The motion field calculation method can be divided into four steps. First, dynamic images of lung are acquired through dynamic HP gas MRI. Second, each frame was prefiltered using an anisotropic filter to reduce the noise, while at the same time preserving the details. This filtering operation constitutes a trade-off between improvement in signal-to-noise ratio and preservation of image details. Third, the motion field of gas flow are calculated by considering the image sequence as the brightness function. The motion filed of gas-flow locally satisfies the brightness conservation law (dE/dt = 0). Moreover, the restriction extent of gas flow changes in the different position of lung, leading to a variation of brightness. This suggests that the magnitude of velocity can be described as a function of brightness. Based on the above, one can acquire the motion field by solving the following optimization problem,

$$\min_{v_{x}, v_{y}}\parallel\frac{\partial E}{\partial t}+\frac{\partial E}{\partial x}\cdot v_{x}+\frac{\partial E}{\partial y}\cdot v_{y}\parallel_2^2+\lambda_{1}\parallel v- f(E)\parallel_2^2, v=(v_{x}^2+v_{y}^2)^\frac{1}{2}$$

where the vx and vy are the velocity components of the motion filed in the x and y directions, v is the magnitude of velocity, λ1 is the regularization parameter to balance the brightness conservation law and the gas flow characteristics in the lung, f is the function to describe the correlation between the brightness and magnitude of velocity. After the solution of the proposed objective function, the motion filed is acquired. In the last step, the motion filed is overlapped with each dynamic HP gas MR image. In this way, the velocity and direction of HP gas flow in whole lung is acquired.

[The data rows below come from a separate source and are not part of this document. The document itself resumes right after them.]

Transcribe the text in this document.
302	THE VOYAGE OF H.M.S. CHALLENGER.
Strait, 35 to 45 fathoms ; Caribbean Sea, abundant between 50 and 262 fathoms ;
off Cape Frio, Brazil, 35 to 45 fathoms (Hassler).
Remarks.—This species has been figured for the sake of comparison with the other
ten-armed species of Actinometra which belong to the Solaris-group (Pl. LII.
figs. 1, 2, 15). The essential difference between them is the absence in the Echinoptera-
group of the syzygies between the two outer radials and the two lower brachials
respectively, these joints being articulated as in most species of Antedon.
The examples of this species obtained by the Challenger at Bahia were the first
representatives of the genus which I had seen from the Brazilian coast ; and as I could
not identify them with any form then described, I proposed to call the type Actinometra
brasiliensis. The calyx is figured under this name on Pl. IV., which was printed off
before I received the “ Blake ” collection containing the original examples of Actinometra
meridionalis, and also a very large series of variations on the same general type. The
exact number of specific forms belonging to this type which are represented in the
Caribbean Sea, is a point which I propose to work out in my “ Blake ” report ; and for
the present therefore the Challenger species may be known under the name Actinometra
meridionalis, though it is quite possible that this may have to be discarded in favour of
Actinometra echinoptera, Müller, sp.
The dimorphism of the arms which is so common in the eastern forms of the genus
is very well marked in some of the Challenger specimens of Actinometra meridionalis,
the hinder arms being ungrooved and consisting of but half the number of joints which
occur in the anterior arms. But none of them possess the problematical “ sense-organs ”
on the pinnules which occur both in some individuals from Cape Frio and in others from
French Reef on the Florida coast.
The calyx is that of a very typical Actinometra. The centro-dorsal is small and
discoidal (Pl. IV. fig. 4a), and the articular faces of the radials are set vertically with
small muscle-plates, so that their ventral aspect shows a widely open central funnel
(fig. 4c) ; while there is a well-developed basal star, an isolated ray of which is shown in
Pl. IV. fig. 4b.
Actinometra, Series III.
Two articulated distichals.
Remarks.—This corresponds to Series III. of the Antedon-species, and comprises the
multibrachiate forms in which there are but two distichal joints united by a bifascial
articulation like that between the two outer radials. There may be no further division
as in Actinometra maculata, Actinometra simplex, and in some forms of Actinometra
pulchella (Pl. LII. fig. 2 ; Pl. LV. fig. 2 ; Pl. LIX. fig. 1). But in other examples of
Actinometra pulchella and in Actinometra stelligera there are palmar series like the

To investigate the feasibility and robustness of the proposed method in vivo, dynamic HP 129Xe MRI experiments were performed on a 1.5 Tesla whole-body MRI scanner (Avanto, Siemens Medical Solutions). Six healthy volunteers were enrolled. A homebuilt transmit-receive vest radio frequency coil was used in the experiments. The imaging parameters were as follows: the matrix size = 128×128, frame number = 15, TR/TE = 10.5/5 ms, field of view = 384×384 mm2, 2D FLASH sequence, acceleration factor = 3. After the acquisition of HP gas MR data, images were reconstructed using an algorithm with low-rank and sparsity constraints. Then the motion field calculation method was performed on the images.


The motion filed calculation method was successfully implemented in the experiment. Figure 1 demonstrates gas flow velocity and direction in 1st, 5th, 9th and 13th frames of one volunteer. In order to show the images more clearly, regions of interests were zoomed in (indicated by The green rectangles). It can be seen that the gas flow dynamics in the whole lung were clearly visualized in this volunteer over the 6.67 s duration of the experiment.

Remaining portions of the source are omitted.